Rush Limbaugh, conservative Republican waterboy, drug addict, and takshow host, now believes the thumping his party took is a good thing. Really…
The way I feel is this: I feel liberated, and I’m going to tell you as plainly as I can why. I no longer am going to have to carry the water for people who I don’t think deserve having their water carried.
Morton M. Kondracke at RollCall has exiting polling data that he says makes the message of 2006 perfectly clear: Moderates Fed Up With Polarization.
The 2006 election results were a rebuke not just to President Bush and Congressional Republicans but to radio talk-show hosts and other right-wing polarizers.
The right managed to win seven more anti-gay marriage referendums across the country, but it was repudiated on Iraq, immigration and excessive religiosity.
At the same time, while Democrats won control of the House and possibly the Senate, they did so by capturing the votes of moderates and independents, whom they could lose easily with demonstrations of wretched excess.
It’s encouraging that Bush and incoming Speaker Nancy Pelosi (D-Calif.) and likely Senate Majority Leader Harry Reid (D-Nev.) are talking the language of bipartisan cooperation, but Democrats will be strongly tempted to exercise their passions against the president and his policies.
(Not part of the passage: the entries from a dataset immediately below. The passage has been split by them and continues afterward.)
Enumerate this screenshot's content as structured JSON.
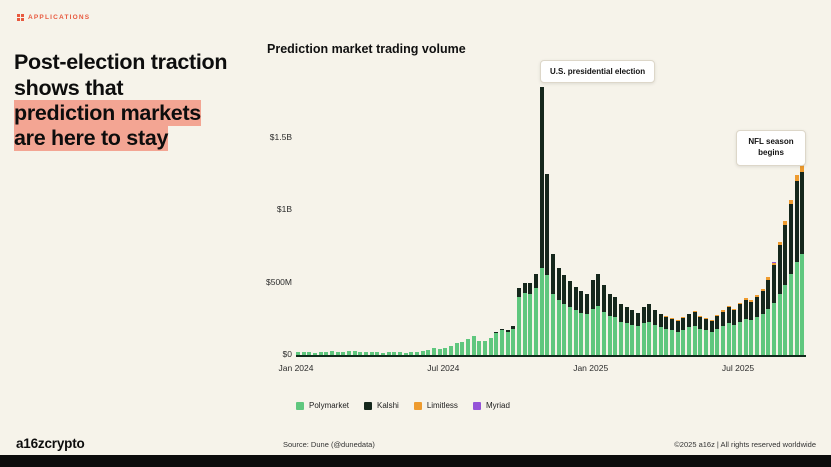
{
  "eyebrow": {
    "label": "APPLICATIONS"
  },
  "heading": {
    "pre": "Post-election traction shows that ",
    "highlight": "prediction markets are here to stay"
  },
  "colors": {
    "background": "#f6f3ea",
    "accent_coral": "#e8593e",
    "heading_highlight": "#f3a593",
    "axis": "#0f2a1a",
    "bottom_bar": "#0c0c0c"
  },
  "chart_data": {
    "type": "bar",
    "stacked": true,
    "title": "Prediction market trading volume",
    "unit": "USD millions per weekly bar",
    "n_weeks": 90,
    "x_range": "Jan 2024 to Sep 2025, weekly bars",
    "grid": false,
    "legend_position": "bottom",
    "ylim_M": [
      0,
      1850
    ],
    "y_ticks": [
      {
        "label": "$0",
        "value_M": 0
      },
      {
        "label": "$500M",
        "value_M": 500
      },
      {
        "label": "$1B",
        "value_M": 1000
      },
      {
        "label": "$1.5B",
        "value_M": 1500
      }
    ],
    "x_tick_labels": [
      {
        "label": "Jan 2024",
        "week_index": 0
      },
      {
        "label": "Jul 2024",
        "week_index": 26
      },
      {
        "label": "Jan 2025",
        "week_index": 52
      },
      {
        "label": "Jul 2025",
        "week_index": 78
      }
    ],
    "annotations": [
      {
        "text": "U.S. presidential election",
        "week_index": 43,
        "value_M": 1850
      },
      {
        "text": "NFL season begins",
        "week_index": 88,
        "value_M": 1320
      }
    ],
    "series": [
      {
        "name": "Polymarket",
        "color": "#5fc77e",
        "values": [
          18,
          22,
          20,
          16,
          20,
          24,
          26,
          20,
          22,
          26,
          28,
          24,
          20,
          22,
          18,
          16,
          20,
          24,
          18,
          16,
          18,
          22,
          28,
          35,
          45,
          40,
          50,
          65,
          80,
          90,
          110,
          130,
          100,
          95,
          120,
          150,
          170,
          160,
          180,
          400,
          430,
          420,
          460,
          600,
          550,
          420,
          380,
          350,
          330,
          310,
          290,
          280,
          320,
          340,
          300,
          270,
          260,
          230,
          220,
          210,
          200,
          220,
          230,
          210,
          190,
          180,
          170,
          160,
          175,
          190,
          200,
          180,
          170,
          160,
          180,
          200,
          220,
          210,
          230,
          250,
          240,
          260,
          280,
          320,
          360,
          420,
          480,
          560,
          640,
          700
        ]
      },
      {
        "name": "Kalshi",
        "color": "#15271c",
        "values": [
          0,
          0,
          0,
          0,
          0,
          0,
          0,
          0,
          0,
          0,
          0,
          0,
          0,
          0,
          0,
          0,
          0,
          0,
          0,
          0,
          0,
          0,
          0,
          0,
          0,
          0,
          0,
          0,
          0,
          0,
          0,
          0,
          0,
          0,
          0,
          10,
          12,
          15,
          20,
          60,
          70,
          80,
          100,
          1250,
          700,
          280,
          220,
          200,
          180,
          160,
          150,
          140,
          200,
          220,
          180,
          150,
          140,
          120,
          110,
          100,
          90,
          110,
          120,
          100,
          90,
          85,
          80,
          75,
          80,
          90,
          100,
          85,
          80,
          75,
          90,
          100,
          110,
          100,
          120,
          130,
          125,
          140,
          160,
          200,
          260,
          340,
          420,
          480,
          560,
          560
        ]
      },
      {
        "name": "Limitless",
        "color": "#ee9b2f",
        "values": [
          0,
          0,
          0,
          0,
          0,
          0,
          0,
          0,
          0,
          0,
          0,
          0,
          0,
          0,
          0,
          0,
          0,
          0,
          0,
          0,
          0,
          0,
          0,
          0,
          0,
          0,
          0,
          0,
          0,
          0,
          0,
          0,
          0,
          0,
          0,
          0,
          0,
          0,
          0,
          0,
          0,
          0,
          0,
          0,
          0,
          0,
          0,
          0,
          0,
          0,
          0,
          0,
          0,
          0,
          0,
          0,
          0,
          2,
          2,
          3,
          3,
          3,
          4,
          4,
          5,
          5,
          5,
          6,
          6,
          6,
          7,
          7,
          8,
          8,
          8,
          9,
          10,
          10,
          10,
          12,
          12,
          14,
          14,
          16,
          18,
          20,
          24,
          28,
          40,
          60
        ]
      },
      {
        "name": "Myriad",
        "color": "#9553d8",
        "values": [
          0,
          0,
          0,
          0,
          0,
          0,
          0,
          0,
          0,
          0,
          0,
          0,
          0,
          0,
          0,
          0,
          0,
          0,
          0,
          0,
          0,
          0,
          0,
          0,
          0,
          0,
          0,
          0,
          0,
          0,
          0,
          0,
          0,
          0,
          0,
          0,
          0,
          0,
          0,
          0,
          0,
          0,
          0,
          0,
          0,
          0,
          0,
          0,
          0,
          0,
          0,
          0,
          0,
          0,
          0,
          0,
          0,
          0,
          0,
          0,
          0,
          0,
          0,
          0,
          0,
          0,
          0,
          0,
          0,
          0,
          0,
          0,
          0,
          0,
          0,
          0,
          0,
          0,
          2,
          2,
          2,
          2,
          2,
          2,
          2,
          2,
          2,
          2,
          2,
          2
        ]
      }
    ]
  },
  "footer": {
    "logo": "a16zcrypto",
    "source": "Source: Dune (@dunedata)",
    "copyright": "©2025 a16z | All rights reserved worldwide"
  }
}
Exit polls showed that, once again, self-identified moderates made up a near-majority of the electorate — 47 percent — and this group split 62 percent to 36 percent Democratic — a 9-point Democratic gain from 2002 and 8 points above 2004.
Only 21 percent of voters identified themselves as liberals and 32 percent as conservatives. Liberals supported Democrats nearly 90 percent of the time, while conservatives voted Republican by less than 80 percent.
While Republican and Democratic candidates held their partisan base voters by margins above 90 percent, independents went Democratic by a margin of 58 percent to 38 percent, a 10-point gain over 2002 and 9 points over 2004…
The loudest message from the elections is that the nation wants a change of policy in Iraq. By a margin of 57 percent to 41 percent, voters said they oppose the war.
By 59 percent to 34 percent, voters said the war has not improved American security, and by 56 percent to 37 percent, they called for withdrawal of some or all U.S. troops, as opposed to maintaining current levels or sending more.
Yet full withdrawal is a distinct minority position — 30 percent — and Democrats won’t have the country’s support if they force it. Encouragingly, they say they won’t.
The clearest repudiation of the loud right came on the issue of immigration. By a margin of 57 percent to 38 percent, voters said they wanted illegal immigrants who work in the U.S. to be allowed a chance to apply for legal status and not be deported.
Voters in Arizona rejected two of the nation’s most vociferous immigration restrictionists, Rep. J.D. Hayworth (R) and Minuteman founder Randy Graf (R).
House Republicans massively bought into the talk-show claque’s agenda by rejecting Bush’s Latino-friendly proposal for comprehensive immigration reform, and they’ve suffered important damage as a result.
Bush managed to capture 44 percent of the Latino vote in 2004, according to disputed exit polls, but this year Hispanics went Democratic by a margin of 72 percent to 27 percent, 10 points higher than in 2002.
If Republicans and Democrats are looking for an issue around which to demonstrate they can unify and accomplish something, they could use the lame-duck session of Congress to pass the comprehensive Senate immigration bill.
The exit polls also suggest that a revolt took place this year against the right’s infusion of religious dogma into politics — as in the effort to keep brain-damaged Terri Schiavo alive and Bush’s veto of expanded federal funding for embryonic stem-cell research.